Al momento di andare a tavola lessare la pasta, scolarla al dente, metterla nel piatto di portata, condirla con il sugo caldo, rimestare velocemente, spargervi sopra il prezzemolo tritato e servirla subito.

martedì 12 gennaio 2010

CUCINA PER SINGLE: UNA SEMPLICE SPIGOLA (O BRANZINO) O UNA ORATA IN TEGAME


Era un bel po che non trattavo qualche ricetta per "single", ed anzi mi ricordo che un paio di mesi fa, una lettrice mi chiese come cucinare uno di questi pesci, di modeste dimensioni, sui 3/400 grammi, possibilmente senza impegnare il forno.
Nelle pescherie potrete trovare quasi sempre dei branzini (o spigole) o delle orate: sono qualità di pesce particolarmente adatti ad essere allevati, fin dall'epoca degli antichi Romani!

I pesci che consumiamo oggi, ad eccezione dei pesci azzurri, sono per l'80% cresciuti in allevamento. L'allevamento può essere sia in un bacino collegato con il mare, che del tutto sistemato in mare aperto, ma il loro sapore differisce poco, in questo caso.

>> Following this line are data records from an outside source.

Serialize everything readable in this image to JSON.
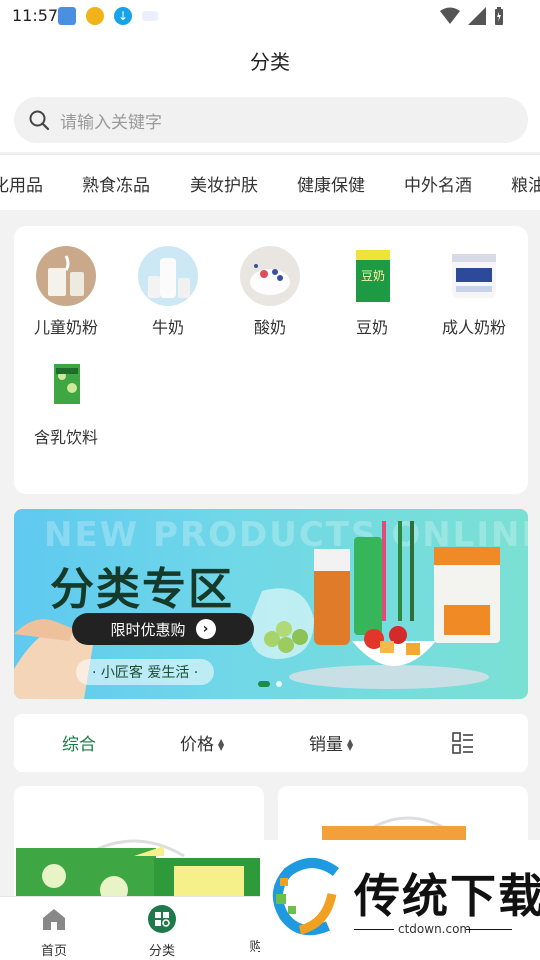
{
  "status_bar": {
    "time": "11:57"
  },
  "header": {
    "title": "分类"
  },
  "search": {
    "placeholder": "请输入关键字"
  },
  "category_tabs": [
    "化用品",
    "熟食冻品",
    "美妆护肤",
    "健康保健",
    "中外名酒",
    "粮油"
  ],
  "subcategories": [
    {
      "label": "儿童奶粉",
      "icon": "milk-powder-image"
    },
    {
      "label": "牛奶",
      "icon": "milk-bottle-image"
    },
    {
      "label": "酸奶",
      "icon": "yogurt-image"
    },
    {
      "label": "豆奶",
      "icon": "soy-milk-box-image"
    },
    {
      "label": "成人奶粉",
      "icon": "adult-milk-powder-can-image"
    },
    {
      "label": "含乳饮料",
      "icon": "milk-drink-box-image"
    }
  ],
  "banner": {
    "bg_text": "NEW PRODUCTS ONLINE",
    "title": "分类专区",
    "button": "限时优惠购",
    "slogan": "· 小匠客 爱生活 ·",
    "slide_index": 1,
    "slide_count": 2
  },
  "sort_bar": {
    "items": [
      "综合",
      "价格",
      "销量"
    ],
    "active": "综合",
    "layout_icon": "list-grid-icon"
  },
  "bottom_nav": {
    "items": [
      "首页",
      "分类",
      "购"
    ],
    "active": "分类"
  },
  "watermark": {
    "text": "传统下载",
    "url": "ctdown.com"
  },
  "colors": {
    "accent": "#1e7a4a",
    "banner": "#63cdec"
  }
}
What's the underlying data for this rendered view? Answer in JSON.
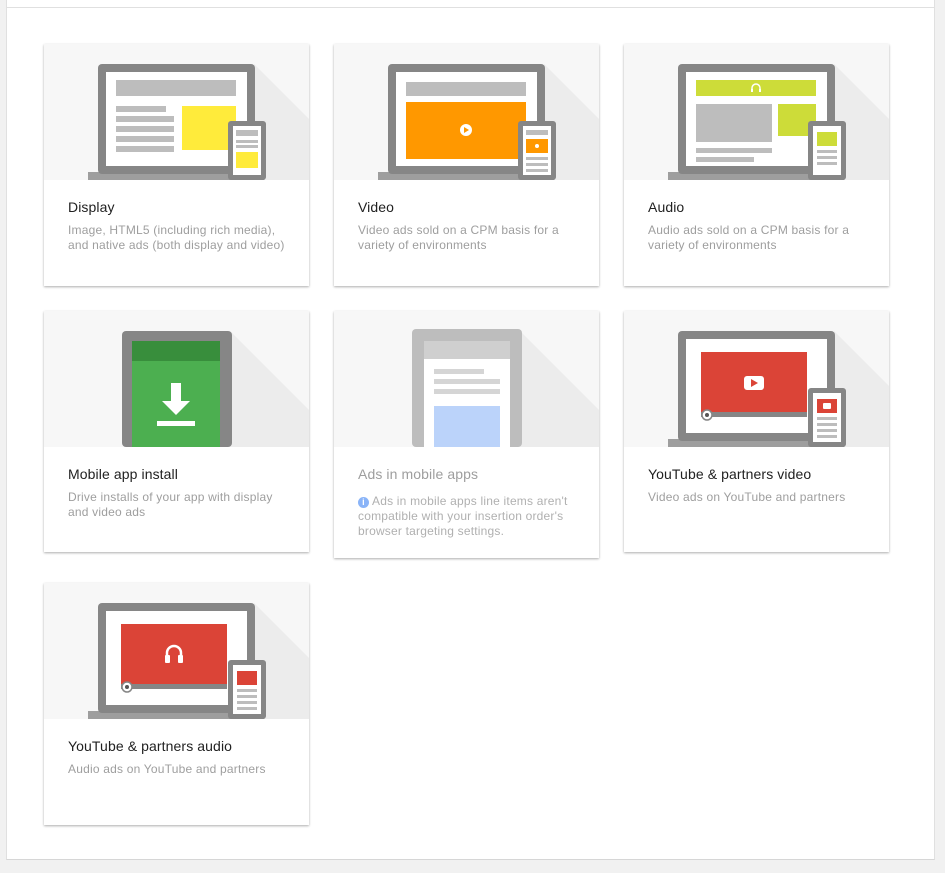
{
  "cards": [
    {
      "title": "Display",
      "description": "Image, HTML5 (including rich media), and native ads (both display and video)",
      "icon": "display-icon"
    },
    {
      "title": "Video",
      "description": "Video ads sold on a CPM basis for a variety of environments",
      "icon": "video-icon"
    },
    {
      "title": "Audio",
      "description": "Audio ads sold on a CPM basis for a variety of environments",
      "icon": "audio-icon"
    },
    {
      "title": "Mobile app install",
      "description": "Drive installs of your app with display and video ads",
      "icon": "mobile-app-install-icon"
    },
    {
      "title": "Ads in mobile apps",
      "description": "Ads in mobile apps line items aren't compatible with your insertion order's browser targeting settings.",
      "icon": "ads-in-mobile-apps-icon",
      "disabled": true,
      "info_icon": "info-icon"
    },
    {
      "title": "YouTube & partners video",
      "description": "Video ads on YouTube and partners",
      "icon": "youtube-video-icon"
    },
    {
      "title": "YouTube & partners audio",
      "description": "Audio ads on YouTube and partners",
      "icon": "youtube-audio-icon"
    }
  ],
  "colors": {
    "display_accent": "#ffeb3b",
    "video_accent": "#ff9800",
    "audio_accent": "#cddc39",
    "app_install_accent": "#4caf50",
    "app_install_dark": "#388e3c",
    "mobile_apps_accent": "#bbd3fa",
    "youtube_accent": "#db4437",
    "device_frame": "#868686"
  }
}
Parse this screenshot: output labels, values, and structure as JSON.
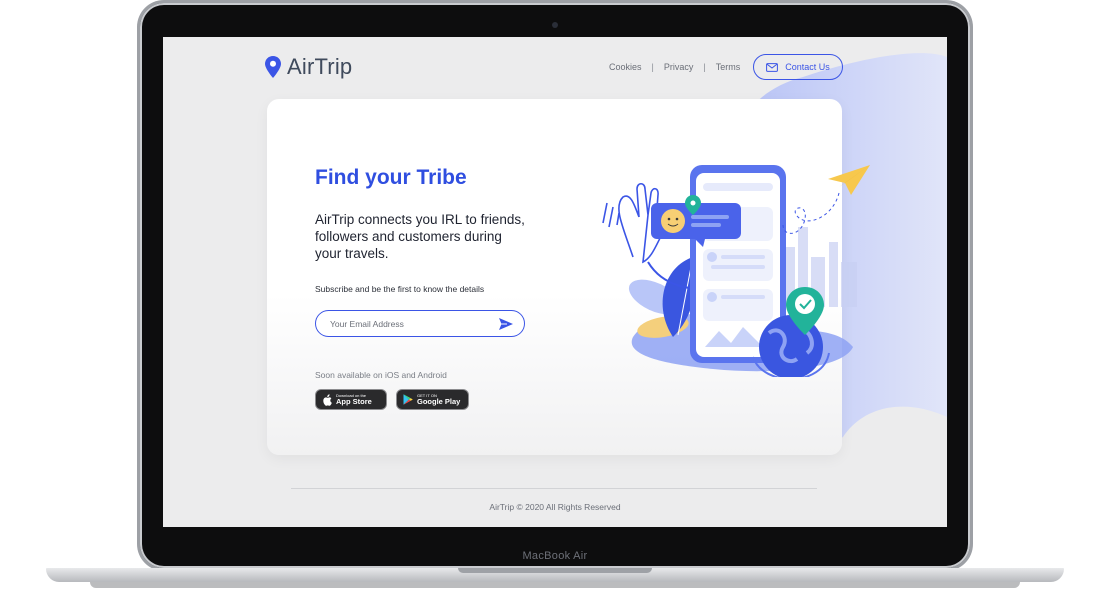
{
  "device": {
    "model_label": "MacBook Air"
  },
  "header": {
    "logo_text": "AirTrip",
    "nav_links": [
      "Cookies",
      "Privacy",
      "Terms"
    ],
    "nav_separator": "|",
    "contact_label": "Contact Us"
  },
  "hero": {
    "title": "Find your Tribe",
    "description": "AirTrip connects you IRL to friends, followers and customers during your travels.",
    "subscribe_label": "Subscribe and be the first to know the details",
    "email_placeholder": "Your Email Address",
    "availability_text": "Soon available on iOS and Android",
    "app_store": {
      "top": "Download on the",
      "bottom": "App Store"
    },
    "google_play": {
      "top": "GET IT ON",
      "bottom": "Google Play"
    }
  },
  "footer": {
    "copyright": "AirTrip © 2020 All Rights Reserved"
  },
  "colors": {
    "accent": "#3b55e6",
    "title": "#2f4ee0",
    "illustration": "#7f95f0",
    "check_badge": "#22b39a"
  }
}
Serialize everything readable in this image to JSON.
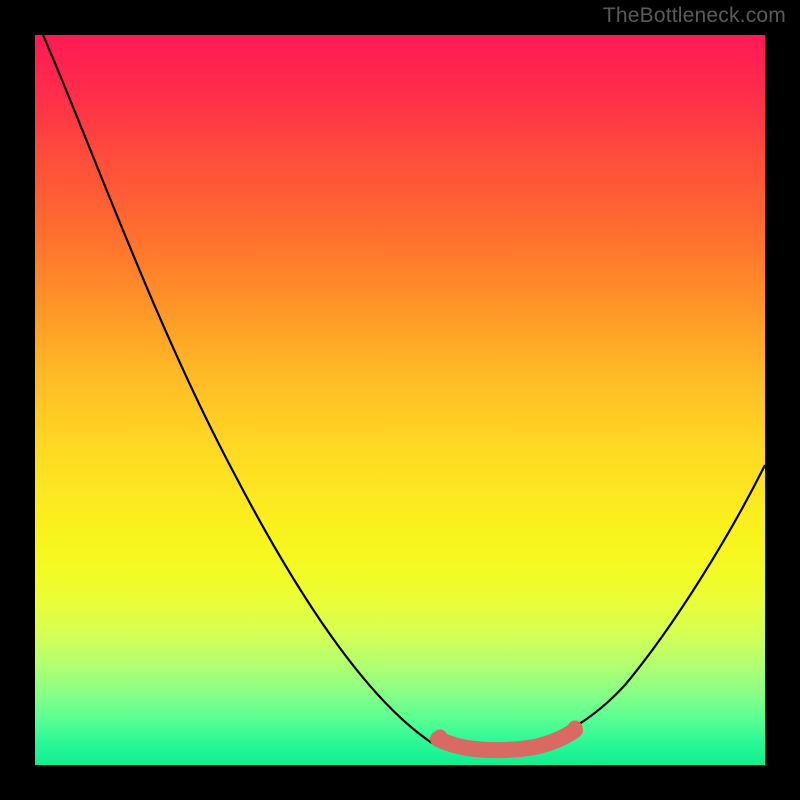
{
  "watermark": {
    "text": "TheBottleneck.com"
  },
  "chart_data": {
    "type": "line",
    "title": "",
    "xlabel": "",
    "ylabel": "",
    "x_range": [
      0,
      1
    ],
    "y_range": [
      0,
      1
    ],
    "description": "V-shaped bottleneck curve over vertical red→yellow→green gradient. High values (red) at edges; minimum (green) near x≈0.6–0.7.",
    "series": [
      {
        "name": "main-curve",
        "color": "#000000",
        "x": [
          0.0,
          0.05,
          0.1,
          0.15,
          0.2,
          0.25,
          0.3,
          0.35,
          0.4,
          0.45,
          0.5,
          0.55,
          0.58,
          0.6,
          0.64,
          0.68,
          0.72,
          0.75,
          0.8,
          0.85,
          0.9,
          0.95,
          1.0
        ],
        "y": [
          1.0,
          0.95,
          0.88,
          0.8,
          0.72,
          0.63,
          0.54,
          0.45,
          0.36,
          0.27,
          0.18,
          0.09,
          0.04,
          0.02,
          0.01,
          0.02,
          0.04,
          0.07,
          0.13,
          0.2,
          0.28,
          0.36,
          0.44
        ]
      },
      {
        "name": "highlight-band",
        "color": "#d86a63",
        "x": [
          0.55,
          0.59,
          0.63,
          0.67,
          0.71,
          0.74
        ],
        "y": [
          0.035,
          0.02,
          0.018,
          0.022,
          0.03,
          0.05
        ]
      }
    ]
  }
}
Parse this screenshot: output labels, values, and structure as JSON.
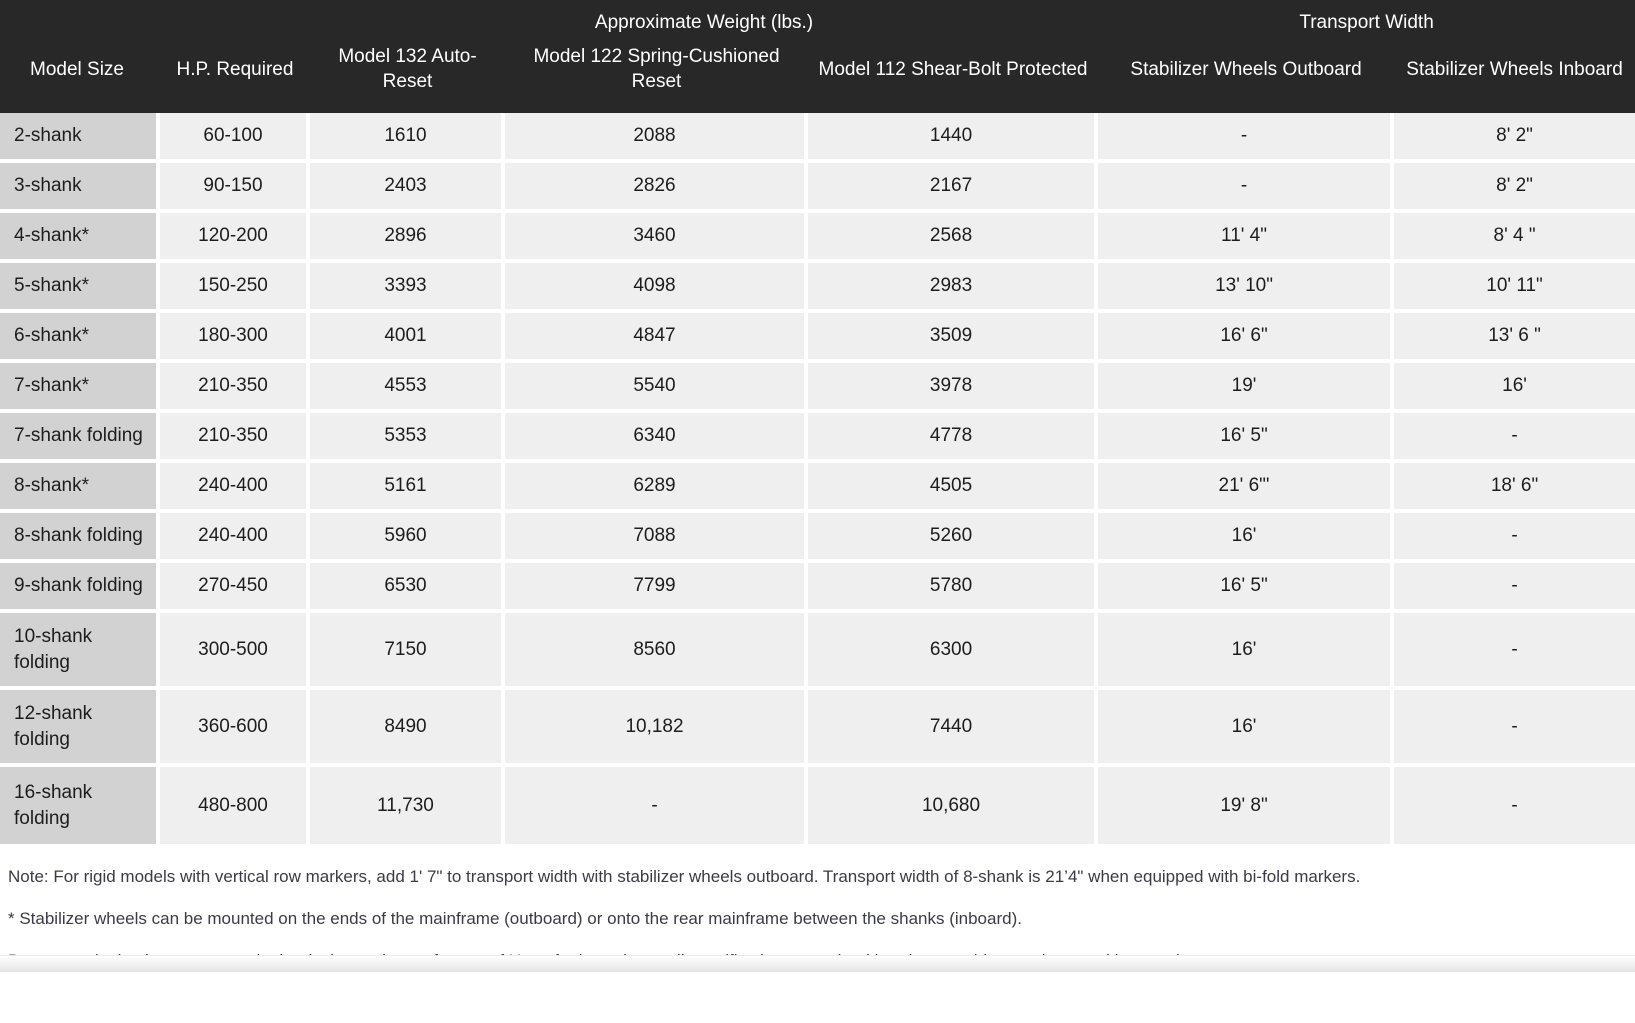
{
  "table": {
    "group_headers": [
      {
        "label": "",
        "span": 2
      },
      {
        "label": "Approximate Weight (lbs.)",
        "span": 3
      },
      {
        "label": "Transport Width",
        "span": 2
      }
    ],
    "columns": [
      "Model Size",
      "H.P. Required",
      "Model 132 Auto-Reset",
      "Model 122 Spring-Cushioned Reset",
      "Model 112 Shear-Bolt Protected",
      "Stabilizer Wheels Outboard",
      "Stabilizer Wheels Inboard"
    ],
    "rows": [
      {
        "model": "2-shank",
        "hp": "60-100",
        "m132": "1610",
        "m122": "2088",
        "m112": "1440",
        "outboard": "-",
        "inboard": "8' 2\"",
        "tall": false
      },
      {
        "model": "3-shank",
        "hp": "90-150",
        "m132": "2403",
        "m122": "2826",
        "m112": "2167",
        "outboard": "-",
        "inboard": "8' 2\"",
        "tall": false
      },
      {
        "model": "4-shank*",
        "hp": "120-200",
        "m132": "2896",
        "m122": "3460",
        "m112": "2568",
        "outboard": "11' 4\"",
        "inboard": "8' 4 \"",
        "tall": false
      },
      {
        "model": "5-shank*",
        "hp": "150-250",
        "m132": "3393",
        "m122": "4098",
        "m112": "2983",
        "outboard": "13' 10\"",
        "inboard": "10' 11\"",
        "tall": false
      },
      {
        "model": "6-shank*",
        "hp": "180-300",
        "m132": "4001",
        "m122": "4847",
        "m112": "3509",
        "outboard": "16' 6\"",
        "inboard": "13' 6 \"",
        "tall": false
      },
      {
        "model": "7-shank*",
        "hp": "210-350",
        "m132": "4553",
        "m122": "5540",
        "m112": "3978",
        "outboard": "19'",
        "inboard": "16'",
        "tall": false
      },
      {
        "model": "7-shank folding",
        "hp": "210-350",
        "m132": "5353",
        "m122": "6340",
        "m112": "4778",
        "outboard": "16' 5\"",
        "inboard": "-",
        "tall": false
      },
      {
        "model": "8-shank*",
        "hp": "240-400",
        "m132": "5161",
        "m122": "6289",
        "m112": "4505",
        "outboard": "21' 6\"'",
        "inboard": "18' 6\"",
        "tall": false
      },
      {
        "model": "8-shank folding",
        "hp": "240-400",
        "m132": "5960",
        "m122": "7088",
        "m112": "5260",
        "outboard": "16'",
        "inboard": "-",
        "tall": false
      },
      {
        "model": "9-shank folding",
        "hp": "270-450",
        "m132": "6530",
        "m122": "7799",
        "m112": "5780",
        "outboard": "16' 5\"",
        "inboard": "-",
        "tall": false
      },
      {
        "model": "10-shank folding",
        "hp": "300-500",
        "m132": "7150",
        "m122": "8560",
        "m112": "6300",
        "outboard": "16'",
        "inboard": "-",
        "tall": true
      },
      {
        "model": "12-shank folding",
        "hp": "360-600",
        "m132": "8490",
        "m122": "10,182",
        "m112": "7440",
        "outboard": "16'",
        "inboard": "-",
        "tall": true
      },
      {
        "model": "16-shank folding",
        "hp": "480-800",
        "m132": "11,730",
        "m122": "-",
        "m112": "10,680",
        "outboard": "19' 8\"",
        "inboard": "-",
        "tall": true
      }
    ]
  },
  "notes": [
    "Note: For rigid models with vertical row markers, add 1' 7\" to  transport width with stabilizer wheels outboard. Transport width of 8-shank is 21’4\" when equipped with bi-fold markers.",
    "* Stabilizer wheels can be mounted on the ends of the mainframe (outboard) or onto the rear mainframe between the shanks (inboard).",
    "Due to continuing improvements in the design and manufacture of Unverferth products, all specifications contained herein are subject to change without notice."
  ],
  "colors": {
    "header_bg": "#282828",
    "header_text": "#ffffff",
    "row_label_bg": "#d2d2d2",
    "cell_bg": "#efefef",
    "cell_text": "#1d1d1d",
    "note_text": "#3b3b46",
    "page_bg": "#ffffff"
  }
}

Diverso è invece il sapore del pesce cresciuto in mare perché ha mangiato ciò che trova in natura, e non il mangime preparato dall'uomo, (a base di farina di pesce e di farine di cereali e vegetali), e poi è un pò meno grasso perché nuota di continuo per procurarsi il cibo.

Per riconoscerlo bisogna acquistare un pesce e poi aprirgli la pancia: se all'interno vi troverete dei pesciolini, granchiolini, alghe, ed altro vorrà dire che è di mare; se invece nello stomaco non troverete quasi nulla vorrà dire che è di allevamento.
Ciò perché la vigente legge impone che i pesci che devono essere tirati su dall'allevamento domani e portati al mercato, oggi non dovranno ricevere del cibo, quindi muoiono a stomaco vuoto.

Ma ora veniamo a noi: come cucinare un pesce per conferirgli un poco di sapore, anche se è di allevamento? Allora seguite le mie brevi istruzioni e poi mi direte.

Ingredienti: (per 1 single) spigola (o branzino) o orata da gr 3/400; vino bianco secco cc 100(1 bicchiere); olio extra vergine d'oliva 2 cucchiai colmi; sale 1 cucchiaino; aglio 1 spicchio piccolo; timo 3 rametti; rosmarino 1 rametto; pepe in grani 4/5; bacche di ginepro 4/5; prezzemolo.

Procedimento: eviscerare il pesce e togliervi le branchie interne. Lavarlo sotto acqua corrente.
Con un affilato coltellino effettuare due tagli sui due lati. Tritare a punta di coltello l'aglio, le foglioline di rosmarino, quelle di timo, il prezzemolo e in un piattino mescolarle con il sale e con un po d'olio. Infilare un poco di questo trito nei quattro tagli laterali e nello stomaco del pesce e sistemarlo in un tegame della sua dimensione. (Che ci vada giusto giusto).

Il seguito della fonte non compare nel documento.